Maintenant, dit Rana, “les plantes sont mortes”.

Les parents vivent douloureusement une présence restée permanente. Une aura de chagrin profond et sans larmes plane sur le salon de la famille, dont les murs sont maintenant ornés de photos du fils et du frère décédé. Sur le canapé se trouve une photo d’Eyad à côté d’une photo de George Floyd.

“George Floyd a été tué parce qu’il était noir, et Eyad parce qu’il est palestinien”, dit le père d’Eyad. “Mais regardez la différence entre la réaction aux États-Unis et en Israël”, ajoute son épouse.

En effet, d’énormes vagues de colère ont traversé l’Amérique après le meurtre de Floyd à Minneapolis, alors qu’en Israël, il y a eu l’indifférence habituelle, quoique teintée de quelques signes de regret après le tir fatal parce que la victime était autiste.
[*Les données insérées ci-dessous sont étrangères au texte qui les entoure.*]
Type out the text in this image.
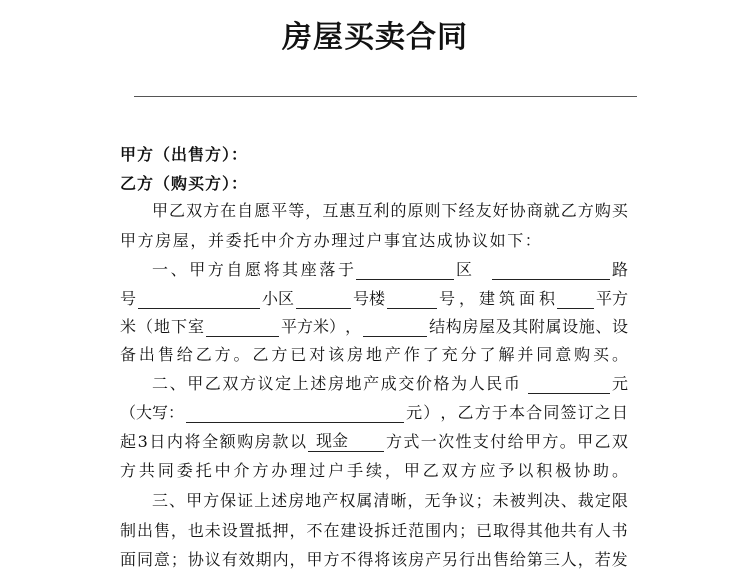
房屋买卖合同
甲方（出售方）：
乙方（购买方）：
甲 乙 双 方 在 自 愿 平 等 ， 互 惠 互 利 的 原 则 下 经 友 好 协 商 就 乙 方 购 买
甲方房屋，并委托中介方办理过户事宜达成协议如下：
一 、 甲 方 自 愿 将 其 座 落 于	区	路
号	小区	号楼	号 ， 建 筑 面 积	平方
米 （ 地 下 室	平 方 米 ） ，	结 构 房 屋 及 其 附 属 设 施 、 设
备 出 售 给 乙 方 。 乙 方 已 对 该 房 地 产 作 了 充 分 了 解 并 同 意 购 买 。
二 、 甲 乙 双 方 议 定 上 述 房 地 产 成 交 价 格 为 人 民 币	元
（ 大 写 ：	元 ） ， 乙 方 于 本 合 同 签 订 之 日
起 3 日 内 将 全 额 购 房 款 以 现金	方 式 一 次 性 支 付 给 甲 方 。 甲 乙 双
方 共 同 委 托 中 介 方 办 理 过 户 手 续 ， 甲 乙 双 方 应 予 以 积 极 协 助 。
三 、 甲 方 保 证 上 述 房 地 产 权 属 清 晰 ， 无 争 议 ； 未 被 判 决 、 裁 定 限
制 出 售 ， 也 未 设 置 抵 押 ， 不 在 建 设 拆 迁 范 围 内 ； 已 取 得 其 他 共 有 人 书
面 同 意 ； 协 议 有 效 期 内 ， 甲 方 不 得 将 该 房 产 另 行 出 售 给 第 三 人 ， 若 发
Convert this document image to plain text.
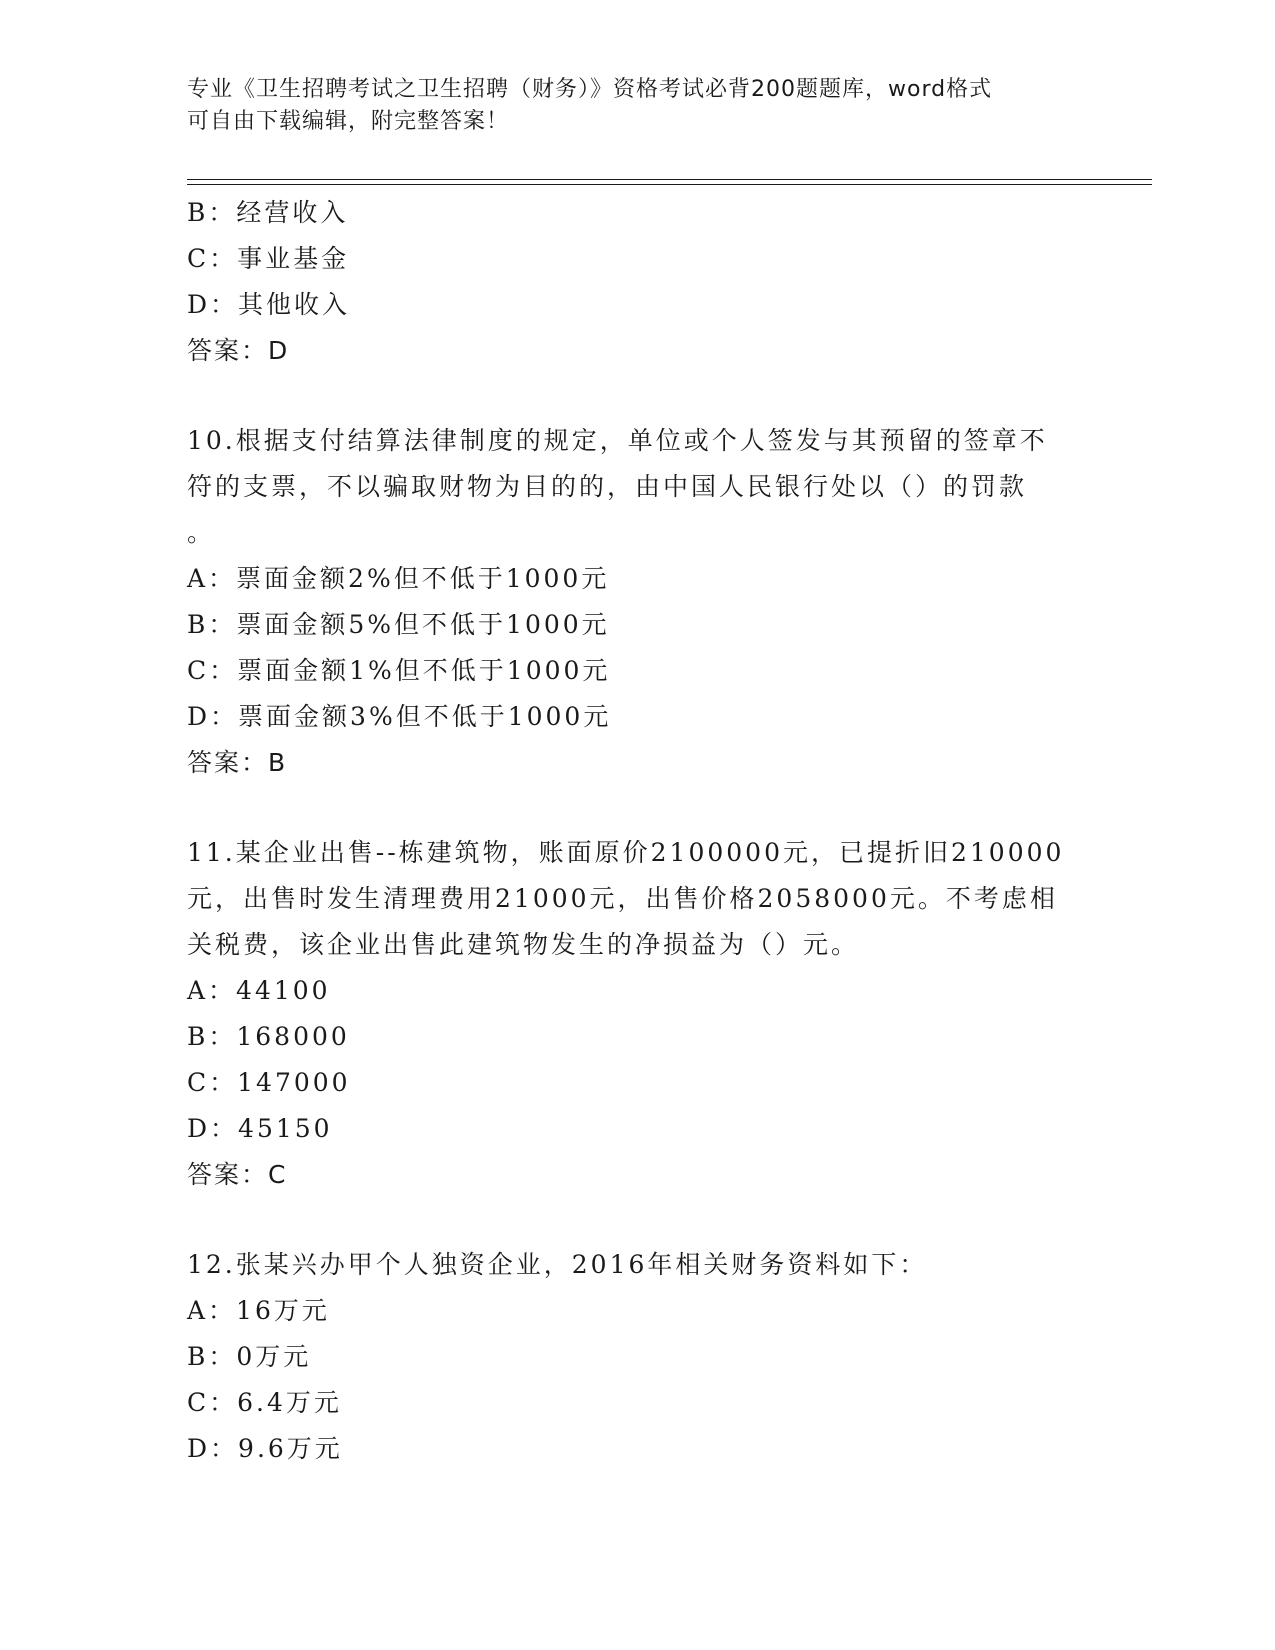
专业《卫生招聘考试之卫生招聘（财务）》资格考试必背200题题库，word格式
可自由下载编辑，附完整答案！
B：经营收入
C：事业基金
D：其他收入
答案：D
10.根据支付结算法律制度的规定，单位或个人签发与其预留的签章不
符的支票，不以骗取财物为目的的，由中国人民银行处以（）的罚款
。
A：票面金额2%但不低于1000元
B：票面金额5%但不低于1000元
C：票面金额1%但不低于1000元
D：票面金额3%但不低于1000元
答案：B
11.某企业出售--栋建筑物，账面原价2100000元，已提折旧210000
元，出售时发生清理费用21000元，出售价格2058000元。不考虑相
关税费，该企业出售此建筑物发生的净损益为（）元。
A：44100
B：168000
C：147000
D：45150
答案：C
12.张某兴办甲个人独资企业，2016年相关财务资料如下：
A：16万元
B：0万元
C：6.4万元
D：9.6万元
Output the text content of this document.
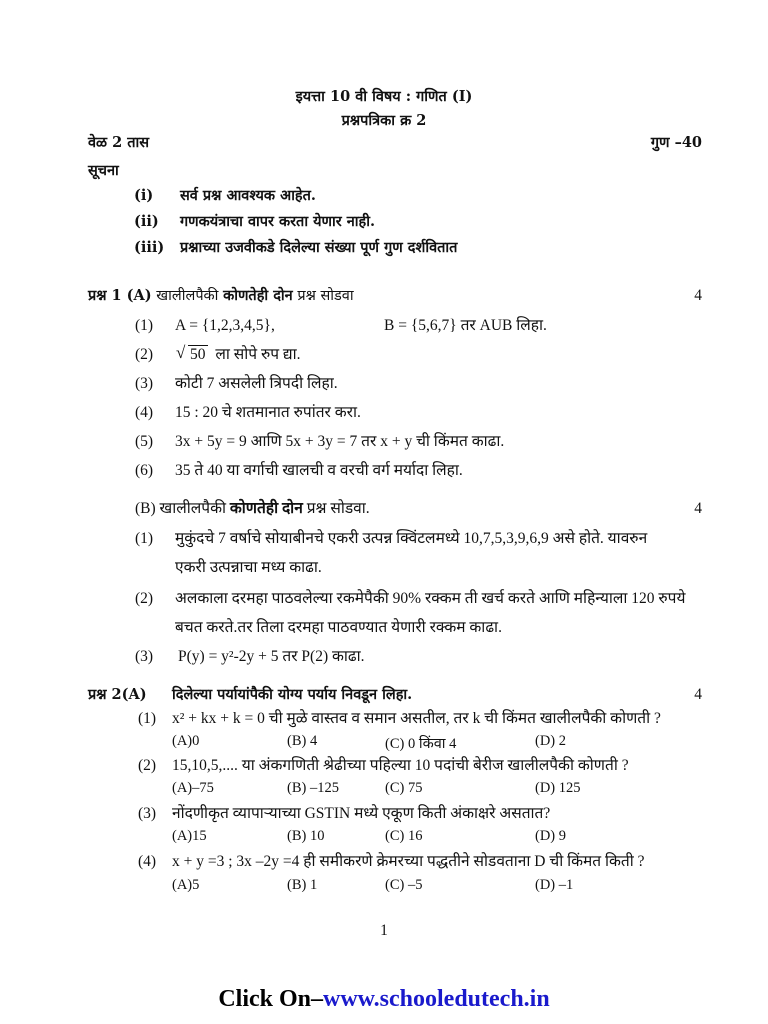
इयत्ता 10 वी विषय : गणित (I)
प्रश्नपत्रिका क्र 2
वेळ 2 तास	गुण –40
सूचना
(i) सर्व प्रश्न आवश्यक आहेत.
(ii) गणकयंत्राचा वापर करता येणार नाही.
(iii) प्रश्नाच्या उजवीकडे दिलेल्या संख्या पूर्ण गुण दर्शवितात
प्रश्न 1 (A) खालीलपैकी कोणतेही दोन प्रश्न सोडवा	4
(1) A = {1,2,3,4,5},	B = {5,6,7} तर AUB लिहा.
(2)	√ 50 ला सोपे रुप द्या.
(3) कोटी 7 असलेली त्रिपदी लिहा.
(4) 15 : 20 चे शतमानात रुपांतर करा.
(5) 3x + 5y = 9 आणि 5x + 3y = 7 तर x + y ची किंमत काढा.
(6) 35 ते 40 या वर्गाची खालची व वरची वर्ग मर्यादा लिहा.
(B) खालीलपैकी कोणतेही दोन प्रश्न सोडवा.	4
(1) मुकुंदचे 7 वर्षाचे सोयाबीनचे एकरी उत्पन्न क्विंटलमध्ये 10,7,5,3,9,6,9 असे होते. यावरुन
एकरी उत्पन्नाचा मध्य काढा.
(2) अलकाला दरमहा पाठवलेल्या रकमेपैकी 90% रक्कम ती खर्च करते आणि महिन्याला 120 रुपये
बचत करते.तर तिला दरमहा पाठवण्यात येणारी रक्कम काढा.
(3) P(y) = y²-2y + 5 तर P(2) काढा.
प्रश्न 2(A) दिलेल्या पर्यायांपैकी योग्य पर्याय निवडून लिहा.	4
(1) x² + kx + k = 0 ची मुळे वास्तव व समान असतील, तर k ची किंमत खालीलपैकी कोणती ?
(A)0	(B) 4	(C) 0 किंवा 4	(D) 2
(2) 15,10,5,.... या अंकगणिती श्रेढीच्या पहिल्या 10 पदांची बेरीज खालीलपैकी कोणती ?
(A)–75	(B) –125	(C) 75	(D) 125
(3) नोंदणीकृत व्यापाऱ्याच्या GSTIN मध्ये एकूण किती अंकाक्षरे असतात?
(A)15	(B) 10	(C) 16	(D) 9
(4) x + y =3 ; 3x –2y =4 ही समीकरणे क्रेमरच्या पद्धतीने सोडवताना D ची किंमत किती ?
(A)5	(B) 1	(C) –5	(D) –1
1
Click On–www.schooledutech.in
Aucune colère n’a surgi ici, et aucune opinion un peu partagée n’est apparue selon laquelle le meurtre d’Eyad était le résultat d’une politique délibérée, et non une “tragédie”.

Comme Eyad était méticuleux en matière d’ordre et de propreté, sa famille n’ose rien déplacer dans sa chambre. Le lit reste couvert du même couvre-lit qu’il y a un mois, les bouteilles d’après-rasage et autres produits de toilette sont sur le coffre à côté, ses vêtements sont soigneusement pliés dans l’armoire et le pot de bonbons Smiley qu’il aimait est plein lui aussi. Un chargeur de téléphone portable posé au hasard sur une table attire l’attention du père qui le remet rapidement à sa place. “S’il avait vu ça ici, il aurait été en très contrarié”, dit Khairy.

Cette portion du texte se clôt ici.